Other common retirement savings options include traditional and Roth IRAs.
Traditional IRAs are tax-deferred. You pay taxes on them once you start withdrawing funds. You can claim tax deductions on your contributions to a traditional IRA.
Roth IRA contributions are made with after-tax dollars, so you pay taxes upfront, and qualified withdrawals are tax-free. Your tax professional can give you information about the pros and cons of IRAs and the restrictions on your contributions and deductions based on your individual situation.
Tax Credits
If you are eligible for a tax credit, it is directly applied to your tax bill. A deduction, on the other hand, reduces what you report as taxable income.
Many tax credits are income-restricted. This means if your adjusted gross income is more than a predetermined amount, you may only qualify for a portion (or none) of the tax credit.
Child and Dependent Tax Credits
The government offsets child expenses for each qualifying child with the Child Tax Credit (CTC) and the refundable portion, the Additional Child Tax Credit (ACTC). Your tax professional can advise you on these credits and potential refunds.
The government also offers a tax credit for qualifying expenses related to childcare or dependent care. The amount you receive depends on your qualifying expenses and adjusted gross income. The percentage gradually drops as the AGI gets higher, but all incomes are entitled to a tax credit for child or dependent care expenses.
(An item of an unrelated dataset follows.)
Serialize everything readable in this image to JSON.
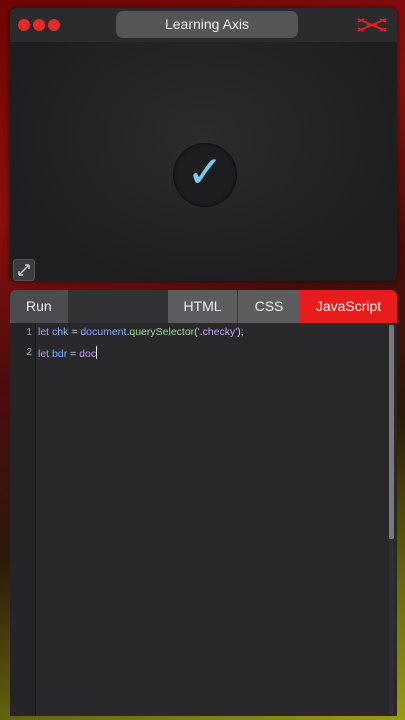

If you are married and filing separately, you cannot claim this credit.
Earned Income Tax Credit (EITC)
EITC allows individuals (or families) with low incomes to receive a tax credit in the form of a refund. The limitation and credit amount increase if you have qualifying children.
Education Credits
Contact your tax advisor to learn more about the following AOTC and LLC tax credits.
The American Opportunity Tax Credit (AOTC)
The AOTC offers tax credits for qualifying students who are enrolled at least half-time in a qualified higher education institution and are pursuing a degree, certificate or another credential. Students in their first four years can be refunded a portion of qualified education expenses through the AOTC.
There are some restrictions and not every higher education expense will qualify.
Lifetime Learning Credit (LLC)
The Lifetime Learning Credit (LLC) allows those returning to higher education, even if you are taking a single course, to receive partial credit for related expenses.
Those with an AGI over a certain amount are not eligible for the LLC.
Unemployment
Unemployment compensation is taxable and reported on Form 1099-G issued by your state unemployment agency.
You may complete Form W-4V (voluntary withholding request) to have taxes withheld from your unemployment check.
Self-Employment
If you are self-employed, you must file a Form SE (Self-Employment Tax) and attach it to your 1040 return. Depending on the nature of your work, you may be able to deduct expenses. Consult your tax professional to determine what you can claim.